The same is true for the earth as a whole. In equilibrium the amount of radiation from the sun must be the same as the amount of radiation the earth radiates to outerspace. If there are no greenhouse gasses the earth itself will do this radiation. If there are greenhouse gasses, they will absorb some of the radiation from the earth and radiate some back to the earth and some to outer space. Since now the greenhouse gasses are doing part of the radiating to space and these gasses are colder, the earth as a whole will radiate less. To get back to equilibrium the earth will warm until it radiates the same amount of energy it is receiving.
MikeF (01:27:54) :
You are assuming that all readers use the same web browsing capabilities that you have; now aren’t you?
I am aware of how to find the articles that people post. Courtesy would dictate providing a link to an article that you want people to read. It’s kind of like saying thank you.
I see no reference here on link insertion. Some site managers do not appreciate unauthorized insertion of live links in posts….
Since now the greenhouse gasses are doing part of the radiating to space and these gasses are colder, the earth as a whole will radiate less. To get back to equilibrium the earth will warm until it radiates the same amount of energy it is receiving.
This is cart before horse. Actually, as far as I can tell, it’s nonsense.
“These gases are colder” relates to what? There is more CO2 in the outer atmosphere, yes. But the outer atmosphere black box radiates out at the same rate regardless of what gas it is made up of. So what other mechanism is at work then?
I understand that more CO2 might create a greater greenhouse effect. I think it’s untrue because CO2 is at saturation, but I can see how it might be true. But that isn’t being claimed. Instead we are told more cold CO2 means less radiation by some other method.
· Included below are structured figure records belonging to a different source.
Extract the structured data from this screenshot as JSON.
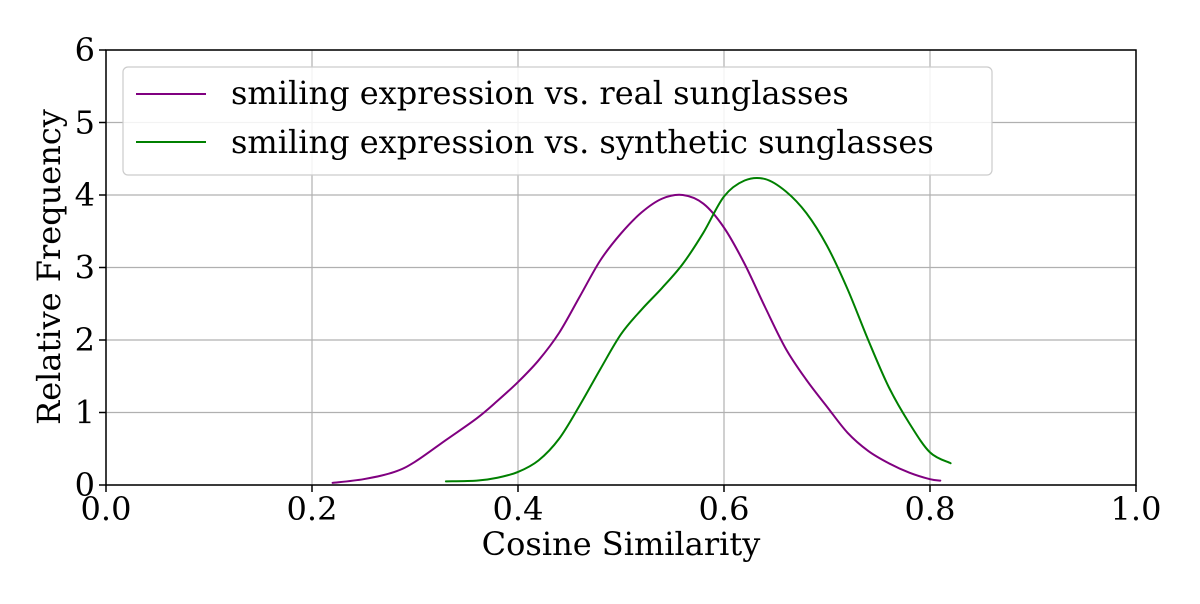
{
  "chart_data": {
    "type": "line",
    "title": "",
    "xlabel": "Cosine Similarity",
    "ylabel": "Relative Frequency",
    "xlim": [
      0.0,
      1.0
    ],
    "ylim": [
      0,
      6
    ],
    "xticks": [
      "0.0",
      "0.2",
      "0.4",
      "0.6",
      "0.8",
      "1.0"
    ],
    "yticks": [
      "0",
      "1",
      "2",
      "3",
      "4",
      "5",
      "6"
    ],
    "grid": true,
    "legend_position": "top-left",
    "series": [
      {
        "name": "smiling expression vs. real sunglasses",
        "color": "#800080",
        "x": [
          0.22,
          0.25,
          0.28,
          0.3,
          0.33,
          0.36,
          0.38,
          0.4,
          0.42,
          0.44,
          0.46,
          0.48,
          0.5,
          0.52,
          0.54,
          0.56,
          0.58,
          0.6,
          0.62,
          0.64,
          0.66,
          0.68,
          0.7,
          0.72,
          0.74,
          0.76,
          0.78,
          0.8,
          0.81
        ],
        "y": [
          0.03,
          0.08,
          0.18,
          0.32,
          0.62,
          0.92,
          1.16,
          1.42,
          1.72,
          2.1,
          2.6,
          3.1,
          3.47,
          3.76,
          3.95,
          4.0,
          3.88,
          3.55,
          3.05,
          2.45,
          1.88,
          1.45,
          1.08,
          0.72,
          0.47,
          0.3,
          0.17,
          0.08,
          0.06
        ]
      },
      {
        "name": "smiling expression vs. synthetic sunglasses",
        "color": "#008000",
        "x": [
          0.33,
          0.36,
          0.38,
          0.4,
          0.42,
          0.44,
          0.46,
          0.48,
          0.5,
          0.52,
          0.54,
          0.56,
          0.58,
          0.6,
          0.62,
          0.64,
          0.66,
          0.68,
          0.7,
          0.72,
          0.74,
          0.76,
          0.78,
          0.8,
          0.82
        ],
        "y": [
          0.05,
          0.06,
          0.1,
          0.18,
          0.34,
          0.64,
          1.1,
          1.6,
          2.08,
          2.42,
          2.72,
          3.05,
          3.48,
          3.98,
          4.2,
          4.22,
          4.05,
          3.75,
          3.3,
          2.7,
          2.0,
          1.35,
          0.85,
          0.45,
          0.3
        ]
      }
    ]
  }
}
You appear to want it both ways. It is cooler, so it is radiating less. So it has to get warmer to radiate more. But more CO2 makes it cooler, so it radiates less. So it has to get warmer. Which makes it cooler. … Which, IMNSHO, is a nonsense. I can understand if you argue the upper atmosphere is warming in order to once again reach equilibrium, but instead I am told the opposite.
I want a practical explanation of why adding CO2 to the upper atmosphere makes it radiate less. Not to be told that it does, but to be given a mechanism. Why does cold CO2 radiate less than cold O2?
Or are we better off planning for the worst case scenario
The worst case scenario is an ice age. The boffins have yet to figure out how to grow crops under ice.